Biological Assessments of Novel Ultrasound-Synthesized 2-Arylbenzimidazole Derivatives: Antiproliferative and Antibacterial Effects

Abstract

This paper describes ultrasound synthesis, structural characterization and biological activity of new derivatives of 2-arylbenzimidazole 12–27 and 1,2,3-triazole derivatives of 2-arylbenzimidazole 28–33. The tautomeric structures of the prepared target compounds were confirmed by 1H- and 13C-NMR spectroscopy as well as by two-dimensional NOESY, HSQC and HMBC methods. The synthesized compounds underwent in vitro antiproliferative assays, revealing that compound 23 exhibited the highest potency against chronic myeloid leukemia cells (K-562, IC₅₀ = 2.0 μM) and non-Hodgkin's lymphoma cells (Z-138, IC₅₀ = 2.0 μM). Compound 23 was further evaluated for cytotoxicity on normal peripheral blood mononuclear cells (PBMC), and its mechanism of action was investigated.

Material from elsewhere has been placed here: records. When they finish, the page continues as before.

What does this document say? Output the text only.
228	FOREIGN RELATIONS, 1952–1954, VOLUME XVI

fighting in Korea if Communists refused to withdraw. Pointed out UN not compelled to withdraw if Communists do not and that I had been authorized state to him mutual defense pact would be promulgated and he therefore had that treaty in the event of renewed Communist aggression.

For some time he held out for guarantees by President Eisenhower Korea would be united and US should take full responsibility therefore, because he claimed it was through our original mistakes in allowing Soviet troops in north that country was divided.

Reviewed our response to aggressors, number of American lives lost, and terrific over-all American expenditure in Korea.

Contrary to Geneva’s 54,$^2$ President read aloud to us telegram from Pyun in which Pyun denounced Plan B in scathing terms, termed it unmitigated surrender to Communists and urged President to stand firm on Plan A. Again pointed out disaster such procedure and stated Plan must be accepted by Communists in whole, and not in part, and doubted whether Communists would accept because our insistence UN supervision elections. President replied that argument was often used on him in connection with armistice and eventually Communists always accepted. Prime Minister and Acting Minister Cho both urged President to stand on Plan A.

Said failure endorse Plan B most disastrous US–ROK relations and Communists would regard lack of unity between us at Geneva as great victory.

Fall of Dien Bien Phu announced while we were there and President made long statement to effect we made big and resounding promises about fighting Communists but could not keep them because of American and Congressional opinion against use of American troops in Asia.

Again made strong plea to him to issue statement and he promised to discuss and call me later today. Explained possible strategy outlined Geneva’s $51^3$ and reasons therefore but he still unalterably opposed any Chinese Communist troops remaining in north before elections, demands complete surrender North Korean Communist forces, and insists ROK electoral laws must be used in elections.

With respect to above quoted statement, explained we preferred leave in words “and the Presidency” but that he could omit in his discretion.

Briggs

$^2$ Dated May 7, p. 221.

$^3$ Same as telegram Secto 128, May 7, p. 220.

The antibacterial properties of the synthesized compounds were assessed against both Gram-positive and Gram-negative bacterial strains. Derivatives 15–17 exhibited significant selective antibacterial activity against the Gram-positive bacterium Enterococcus faecalis (MIC = 0.25–1 µg mL-1). Additionally, among the 1,2,3-triazole derivatives of 2-arylbenzimidazole, compounds 28 and 30 demonstrated strong selective activity against Enterococcus faecalis (MIC = 0.25 µg mL-1).